Sans vouloir donner une signification trop morale au terme, je pense que c’est lié à une forme d’égoïsme. Ça ne veut pas dire que nous n’aimons pas les autres ni que nous n’avons pas de rapport à autrui, mais que nous sommes toujours un peu centré uniquement sur soi-même. La générosité, ça ne consiste pas à donner des biens matériels, mais bien d’abord à donner de soi, c’est-à-dire de son temps. Je pense que c’est ça, la sagesse, finalement.
Les communications et les transports ont atteint des vitesses inégalées dans l’histoire de l’humanité et, pourtant, notre époque semble cultiver l’impatience. Comment expliquer ce paradoxe ?
Je pense que l’impatience est un luxe et que nous nous habituons toujours très vite au luxe. Quand nous tombons en panne, nous ne nous étonnons même plus qu’un dépanneur arrive dans la demi-heure qui suit. C’est devenu la norme, et c’est plutôt quand le dépanneur accuse 10 minutes de retard que nous jugeons la situation anormale.
Nous ne savons plus attendre. Parfois, l’impatience peut être bonne, par rapport aux injustices, par exemple. Elle peut aussi être dangereuse quand elle exprime l’incapacité à différer des besoins qui ne sont pas essentiels. C’est pour ça qu’il y a un côté un peu puéril dans notre impatience contemporaine, à savoir que nous voulons tout, tout de suite, un peu comme l’exige un enfant.
Quelles sont les conséquences de notre impatience contemporaine ?
Je pense que l’humanité a du mal à s’aimer elle-même dans ce monde. Elle aime des images de lui-même, mais elle ne s’aime pas toujours véritablement elle-même. Elle se demande finalement ce qu’elle doit faire exactement de l’existence, et quels sont les buts les plus importants de celle-ci. Nous nous fixons des objectifs finis — devenir riche ou puissant — au point d’en oublier les buts qui ne sont pas exactement de l’ordre du temps, par exemple la recherche de la sagesse, la recherche du souci d’autrui, la capacité à accepter, aussi, les rencontres inattendues.
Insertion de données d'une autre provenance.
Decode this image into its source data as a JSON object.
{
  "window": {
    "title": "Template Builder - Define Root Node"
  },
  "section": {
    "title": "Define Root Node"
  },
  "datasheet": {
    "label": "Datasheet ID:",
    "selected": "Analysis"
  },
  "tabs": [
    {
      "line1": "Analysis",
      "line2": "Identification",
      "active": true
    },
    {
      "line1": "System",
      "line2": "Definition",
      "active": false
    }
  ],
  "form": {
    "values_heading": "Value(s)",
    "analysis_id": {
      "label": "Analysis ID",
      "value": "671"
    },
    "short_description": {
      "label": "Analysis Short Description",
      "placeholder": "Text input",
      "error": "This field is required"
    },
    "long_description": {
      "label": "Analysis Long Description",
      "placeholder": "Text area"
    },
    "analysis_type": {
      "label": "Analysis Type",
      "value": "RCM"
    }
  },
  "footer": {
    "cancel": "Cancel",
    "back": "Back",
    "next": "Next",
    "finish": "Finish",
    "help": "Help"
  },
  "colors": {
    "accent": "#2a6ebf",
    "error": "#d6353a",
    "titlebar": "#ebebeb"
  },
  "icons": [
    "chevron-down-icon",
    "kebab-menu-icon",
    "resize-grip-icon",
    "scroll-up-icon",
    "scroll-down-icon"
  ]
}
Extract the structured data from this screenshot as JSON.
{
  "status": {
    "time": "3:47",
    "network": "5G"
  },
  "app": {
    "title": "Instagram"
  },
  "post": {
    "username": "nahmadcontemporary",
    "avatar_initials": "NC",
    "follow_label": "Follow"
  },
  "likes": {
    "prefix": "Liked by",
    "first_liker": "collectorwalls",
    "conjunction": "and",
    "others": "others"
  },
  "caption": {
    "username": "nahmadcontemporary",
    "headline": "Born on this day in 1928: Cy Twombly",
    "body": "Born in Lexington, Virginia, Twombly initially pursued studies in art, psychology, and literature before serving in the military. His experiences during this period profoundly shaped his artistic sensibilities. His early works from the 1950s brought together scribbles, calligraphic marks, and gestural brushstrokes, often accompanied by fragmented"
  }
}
L’impatience a-t-elle aussi des répercussions à l’échelle de la société ?
Oui, parce que nous avons beaucoup de mal à accepter la lenteur. Cela peut produire de l’exclusion, par exemple envers les personnes âgées. Nous voudrions dialoguer tout de suite, immédiatement, sans par exemple attendre les mots de la personne âgée ni respecter sa capacité à s’exprimer ou à rester en silence avec elle, sans vouloir à tout prix qu’il y ait un échange d’idées ou d’informations.
Cette exclusion peut toucher tous ceux et celles qui ne s’adaptent pas au rythme imposé. C’est parfois extrêmement difficile d’accepter qu’un enfant ait besoin de plus de temps qu’un autre pour apprendre. Un enfant qui aurait tout simplement eu besoin d’un an ou deux ans de plus pour apprendre va être écarté du système scolaire. C’est aussi une forme d’exclusion suscitée par l’impatience.
Cela se traduit sur le plan politique dans la mesure où l’exigence d’efficacité fait qu’on ne favorise que le court terme, même si les idéaux de justice, de liberté, d’égalité demandent du temps. La démocratie aussi demande du temps et des résultats sur le temps long. L’impatience peut nous porter vers des régimes plus autoritaires, qui ne s’encombrent pas du temps de discussions nécessaire pour parvenir à un consensus.
Cette entrevue a fait l’objet d’un travail d’édition pour en simplifier la compréhension.